Zero Tolerance During Child Placement Conflicts

By Attorney Gregg Herman
October 15, 2016

Dad DrinkingAlcohol is very much a part of Wisconsin’s culture. As a result, our clients don’t always welcome the recommendation to not drink when an issue of alcohol affects placement. I don’t mean recommending limiting drinking – I mean zero tolerance.

Recently, in an unpublished opinion, citeable for its persuasive value, the court of appeals affirmed an order that a party not consume alcohol during her periods of placement. In Simon v. Wilson, No. 2015AP1769 (filed June 6, 2016), the appellate court found that Milwaukee County Judge William Sosnay appropriately exercised his discretion in considering whether a party has or had a significant problem with drug or alcohol abuse. The trial court found that the mother’s chronic illness called for use of medication that can cause mood disorders and that alcohol can alter moods. Therefore, the appellate court found that it was eminently reasonable for the trial court to prohibit her consumption of alcohol during periods of placement.

While this gives trial courts the authority to make such orders, as lawyers for parties – on either side of this issue – we have an obligation to advise our clients on how to protect their children. This advice, wherever alcohol is an issue, is to go cold turkey. Zero tolerance.

Alcohol is not necessary for human life. It is completely voluntary. Other than making a person feel better (sometimes), it serves no positive purpose. But it has many negative ramifications.

For one, it can add to depression (and what person going through a divorce does not have some degree of depression?). Worse, it can lead to domestic violence. It can make driving dangerous. The list is long.

So the arithmetic is simple: Nothing positive versus lots of negative.

Unlike a lot of other problems, this one is easily solved. If a parent, knowing that alcohol use (note that I did not say “abuse” simply “use”) is an issue affecting the child and refuses to take the issue off the table, one of two things is true. Either that parent cannot stop drinking voluntarily, in which case the parent has an addiction problem, or the parent refuses to stop drinking, in which case the parent has a character problem. I suspect the latter problem is more difficult to treat.

Many parties will resist the “zero-tolerance” solution, especially if the alcohol problem is mostly (or solely) that of the other parent. But this resistance should lead us back to the cost-benefit analysis. There is no cost (if anything, in fact, a savings in cost) and substantial potential benefits. You don’t even need a calculator to figure out which approach is favored.

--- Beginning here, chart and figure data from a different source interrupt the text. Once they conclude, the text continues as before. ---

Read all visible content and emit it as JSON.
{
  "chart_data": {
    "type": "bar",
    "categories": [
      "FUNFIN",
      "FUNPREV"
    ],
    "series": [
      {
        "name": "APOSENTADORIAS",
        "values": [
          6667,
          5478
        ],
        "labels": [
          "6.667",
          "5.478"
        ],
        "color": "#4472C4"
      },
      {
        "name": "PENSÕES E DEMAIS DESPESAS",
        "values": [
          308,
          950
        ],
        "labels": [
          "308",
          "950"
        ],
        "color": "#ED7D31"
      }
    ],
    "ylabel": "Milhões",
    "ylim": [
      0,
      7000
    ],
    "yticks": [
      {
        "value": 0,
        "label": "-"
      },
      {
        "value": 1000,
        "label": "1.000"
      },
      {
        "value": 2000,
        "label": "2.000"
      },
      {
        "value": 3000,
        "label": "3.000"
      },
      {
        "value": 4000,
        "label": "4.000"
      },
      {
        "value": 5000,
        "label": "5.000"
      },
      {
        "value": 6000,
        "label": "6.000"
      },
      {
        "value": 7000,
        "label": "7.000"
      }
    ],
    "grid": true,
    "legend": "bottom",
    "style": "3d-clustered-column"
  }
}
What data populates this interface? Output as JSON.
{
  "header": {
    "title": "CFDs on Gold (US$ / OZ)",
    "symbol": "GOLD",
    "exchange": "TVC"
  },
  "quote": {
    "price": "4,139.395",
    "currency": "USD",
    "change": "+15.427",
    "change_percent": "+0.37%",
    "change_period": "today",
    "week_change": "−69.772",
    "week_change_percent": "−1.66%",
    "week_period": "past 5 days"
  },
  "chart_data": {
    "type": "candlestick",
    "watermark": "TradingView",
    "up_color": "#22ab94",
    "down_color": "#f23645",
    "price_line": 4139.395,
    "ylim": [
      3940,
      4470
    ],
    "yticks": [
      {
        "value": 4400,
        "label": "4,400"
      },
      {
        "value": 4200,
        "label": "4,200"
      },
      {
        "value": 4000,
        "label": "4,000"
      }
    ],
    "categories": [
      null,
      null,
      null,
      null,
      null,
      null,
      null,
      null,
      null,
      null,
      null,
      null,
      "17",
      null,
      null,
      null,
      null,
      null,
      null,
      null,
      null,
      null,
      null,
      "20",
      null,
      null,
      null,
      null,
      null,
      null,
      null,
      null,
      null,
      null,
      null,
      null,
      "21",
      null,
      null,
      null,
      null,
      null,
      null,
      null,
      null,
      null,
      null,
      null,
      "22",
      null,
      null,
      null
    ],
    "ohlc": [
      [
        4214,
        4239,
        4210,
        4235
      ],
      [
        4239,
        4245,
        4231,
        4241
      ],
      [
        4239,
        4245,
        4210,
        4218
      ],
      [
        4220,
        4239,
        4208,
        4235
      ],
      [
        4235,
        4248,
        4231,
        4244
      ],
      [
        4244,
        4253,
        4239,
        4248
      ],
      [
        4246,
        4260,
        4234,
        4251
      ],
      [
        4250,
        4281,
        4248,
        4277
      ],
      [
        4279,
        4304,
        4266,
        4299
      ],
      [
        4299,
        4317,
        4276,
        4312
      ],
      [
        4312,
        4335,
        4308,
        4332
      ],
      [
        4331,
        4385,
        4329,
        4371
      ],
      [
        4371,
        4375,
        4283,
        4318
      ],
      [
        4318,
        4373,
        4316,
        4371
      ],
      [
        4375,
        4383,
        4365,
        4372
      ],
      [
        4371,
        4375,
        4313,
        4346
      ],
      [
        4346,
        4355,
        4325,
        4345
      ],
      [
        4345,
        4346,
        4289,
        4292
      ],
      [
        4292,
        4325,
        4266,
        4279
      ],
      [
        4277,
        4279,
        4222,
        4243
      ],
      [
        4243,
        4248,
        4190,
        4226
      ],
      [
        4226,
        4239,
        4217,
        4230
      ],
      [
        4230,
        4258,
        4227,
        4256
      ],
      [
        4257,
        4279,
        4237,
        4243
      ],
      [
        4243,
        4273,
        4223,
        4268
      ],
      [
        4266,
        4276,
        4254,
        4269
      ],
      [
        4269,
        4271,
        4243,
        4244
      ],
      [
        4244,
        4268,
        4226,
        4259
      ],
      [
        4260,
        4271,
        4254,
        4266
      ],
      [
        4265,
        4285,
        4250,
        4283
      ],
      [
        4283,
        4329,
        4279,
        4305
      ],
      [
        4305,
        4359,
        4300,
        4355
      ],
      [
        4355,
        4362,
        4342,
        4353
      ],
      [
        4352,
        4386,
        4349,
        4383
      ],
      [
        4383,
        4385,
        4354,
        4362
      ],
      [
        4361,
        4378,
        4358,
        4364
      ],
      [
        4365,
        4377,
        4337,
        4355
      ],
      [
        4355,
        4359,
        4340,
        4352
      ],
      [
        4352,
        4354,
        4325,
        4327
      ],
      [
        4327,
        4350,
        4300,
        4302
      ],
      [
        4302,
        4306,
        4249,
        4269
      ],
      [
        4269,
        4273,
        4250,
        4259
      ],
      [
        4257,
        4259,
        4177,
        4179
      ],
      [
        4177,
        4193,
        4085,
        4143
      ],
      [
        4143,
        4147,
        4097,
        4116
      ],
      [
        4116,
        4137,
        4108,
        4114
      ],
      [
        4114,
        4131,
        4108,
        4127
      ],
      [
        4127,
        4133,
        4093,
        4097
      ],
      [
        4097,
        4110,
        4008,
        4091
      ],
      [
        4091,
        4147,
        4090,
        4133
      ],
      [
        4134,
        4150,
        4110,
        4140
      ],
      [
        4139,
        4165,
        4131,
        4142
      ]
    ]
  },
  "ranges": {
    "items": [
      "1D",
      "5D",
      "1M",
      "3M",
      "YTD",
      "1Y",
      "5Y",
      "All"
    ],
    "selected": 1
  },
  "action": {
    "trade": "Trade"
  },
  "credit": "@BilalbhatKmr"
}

The resistance typically takes the position of “rights” as in “I have the right to drink.” Yes, absent drunk driving arrests, domestic violence incidents, or similar incidents, courts are unlikely to make a no-drinking order. But as lawyers, we can advise our clients to do the right thing for their children over and beyond what a court may require. This advice can go as follows:

“Yes, you have the right to drink, but your children have the right to minimal conflict in their lives. Even if you don’t have a drinking problem, alcohol is creating conflict with the other parent. Since you don’t need to drink alcohol, this is a resolvable conflict. You need to ask yourself if you love drinking more than you love your children. If your answer is that you love your children more, than what is the advantage of drinking? There is none. Therefore, if you choose to continue to drink, you contradict what you just told me. If you cannot stop drinking, then you have a dependency issue that you need to address.”

There are few problems in this area of law that can be solved without any corresponding cost. Drinking may, in fact, be the only one. There is no excuse, therefore, not to solve it.